The greatest threat to our standing in this world is this fading of American exceptionalism; not just the simple belief that we are exceptional (which is under assault) but the practical reality of an exceptional productive culture. That is, freedom of religion strikes us as a particularly good principle, but becomes worthless in a society that hardly values religion itself. Who will die for a freedom that makes little impact in one’s own life? Freedom of speech is highly valuable to a culture where a cacophony of ideas and voices enrich a life and create and produce. But when the voices start to sound the same for lack of careful thought, when freedom of speech is most commonly interpreted as the freedom and mandate to express what one is feeling at a given moment, whether another listens or not, cares or not, this is no longer a treasured freedom. Writers from Solzhenitsyn who, finding the freedom to critique, opine and understand long denied him in the Soviet Union, lamented the trivial expressions of that freedom he encountered here, to Postman to McLuhan to Bloom, have spent careers attempting to understand the decline in the quality of Western thought among the general population. Freedom is not the end in and of itself, but necessary for a great many ends, so long as those ends are sought after. And when they are not, those freedoms cease to be a critical part of the social narrative.

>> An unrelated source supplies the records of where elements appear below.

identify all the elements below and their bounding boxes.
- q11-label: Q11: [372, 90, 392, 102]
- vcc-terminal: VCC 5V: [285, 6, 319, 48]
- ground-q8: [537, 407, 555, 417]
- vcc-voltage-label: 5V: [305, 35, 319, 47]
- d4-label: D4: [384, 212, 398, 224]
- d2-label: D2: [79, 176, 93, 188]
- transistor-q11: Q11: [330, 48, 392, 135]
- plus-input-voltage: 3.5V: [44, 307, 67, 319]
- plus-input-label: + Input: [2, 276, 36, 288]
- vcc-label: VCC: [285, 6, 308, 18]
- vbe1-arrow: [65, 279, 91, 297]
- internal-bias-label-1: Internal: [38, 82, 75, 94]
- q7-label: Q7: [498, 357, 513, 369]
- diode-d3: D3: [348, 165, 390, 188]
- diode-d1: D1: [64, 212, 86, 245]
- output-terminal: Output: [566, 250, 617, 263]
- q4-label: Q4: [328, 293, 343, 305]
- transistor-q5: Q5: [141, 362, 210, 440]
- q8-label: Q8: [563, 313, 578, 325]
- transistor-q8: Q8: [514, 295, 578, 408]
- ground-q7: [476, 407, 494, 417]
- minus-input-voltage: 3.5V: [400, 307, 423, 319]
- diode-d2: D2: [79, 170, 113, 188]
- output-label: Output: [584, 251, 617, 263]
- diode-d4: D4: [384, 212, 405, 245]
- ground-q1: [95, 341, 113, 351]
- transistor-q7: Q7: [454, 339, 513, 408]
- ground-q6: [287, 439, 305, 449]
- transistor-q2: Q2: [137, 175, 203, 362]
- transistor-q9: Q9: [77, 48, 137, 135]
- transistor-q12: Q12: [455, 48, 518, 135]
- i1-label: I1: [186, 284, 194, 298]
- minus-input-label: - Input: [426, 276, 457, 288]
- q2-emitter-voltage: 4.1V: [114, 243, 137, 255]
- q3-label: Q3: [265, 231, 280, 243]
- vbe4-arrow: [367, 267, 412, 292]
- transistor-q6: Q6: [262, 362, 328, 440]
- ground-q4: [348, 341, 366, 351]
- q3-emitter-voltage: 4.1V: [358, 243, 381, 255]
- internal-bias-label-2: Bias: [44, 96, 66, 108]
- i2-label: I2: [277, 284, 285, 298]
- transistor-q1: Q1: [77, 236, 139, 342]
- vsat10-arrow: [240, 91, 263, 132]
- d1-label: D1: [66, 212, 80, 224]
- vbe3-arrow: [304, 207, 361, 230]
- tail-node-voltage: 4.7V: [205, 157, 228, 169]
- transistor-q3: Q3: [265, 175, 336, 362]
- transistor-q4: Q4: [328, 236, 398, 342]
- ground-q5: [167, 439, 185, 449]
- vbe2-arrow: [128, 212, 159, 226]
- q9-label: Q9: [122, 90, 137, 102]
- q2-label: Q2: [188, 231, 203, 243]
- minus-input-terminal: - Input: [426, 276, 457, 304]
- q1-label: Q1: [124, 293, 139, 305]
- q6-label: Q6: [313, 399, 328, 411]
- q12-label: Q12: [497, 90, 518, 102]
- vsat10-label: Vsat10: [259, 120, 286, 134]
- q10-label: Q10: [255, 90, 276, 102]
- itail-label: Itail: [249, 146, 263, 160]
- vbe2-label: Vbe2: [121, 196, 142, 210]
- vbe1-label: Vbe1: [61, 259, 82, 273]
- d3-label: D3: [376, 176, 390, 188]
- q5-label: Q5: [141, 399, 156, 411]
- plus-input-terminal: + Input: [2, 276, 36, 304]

We’ve seen even in this last century, prominent societies change due to the presence of a strongly worded, well spoken minority when they refuse to compromise, leading to bloodless (or largely bloodless) internal upheavals of the establishment. While the credit most often goes to those minorities, it is really a function of the society’s unwillingness to address or confront the newcomer that permits it in. In the early 1900s, following the deposition of the Czar, the Bolsheviks were not a sure bet. Nor were the National Socialists in the Weimar Republic when they began winning seats in the Reichstag. Iran’s overthrow of the Shah might have resulted in a beautiful democracy populated by intellectuals, if not for a well-organized, determined minority. In recent years, secular Turkey has made alarming shifts towards Islamic hard lines, jeopardizing economic and even military relations with the most functional democracy in the Middle East and our strongest regional ally. The groundwork is laid slowly, often with little real opposition.

Despite popular concerns regarding outside influences, including the increasing presence of Middle Eastern-style Islamic influence within our borders, the greatest threat to the American way of life may be the loss of our sense of America as an exceptional country, with something that ought to be presented to the world, as not one nation among many, but one with a duty to lead by example. Someone will pick up our flag where we put it down, but they do so because we have put it down of our own volition.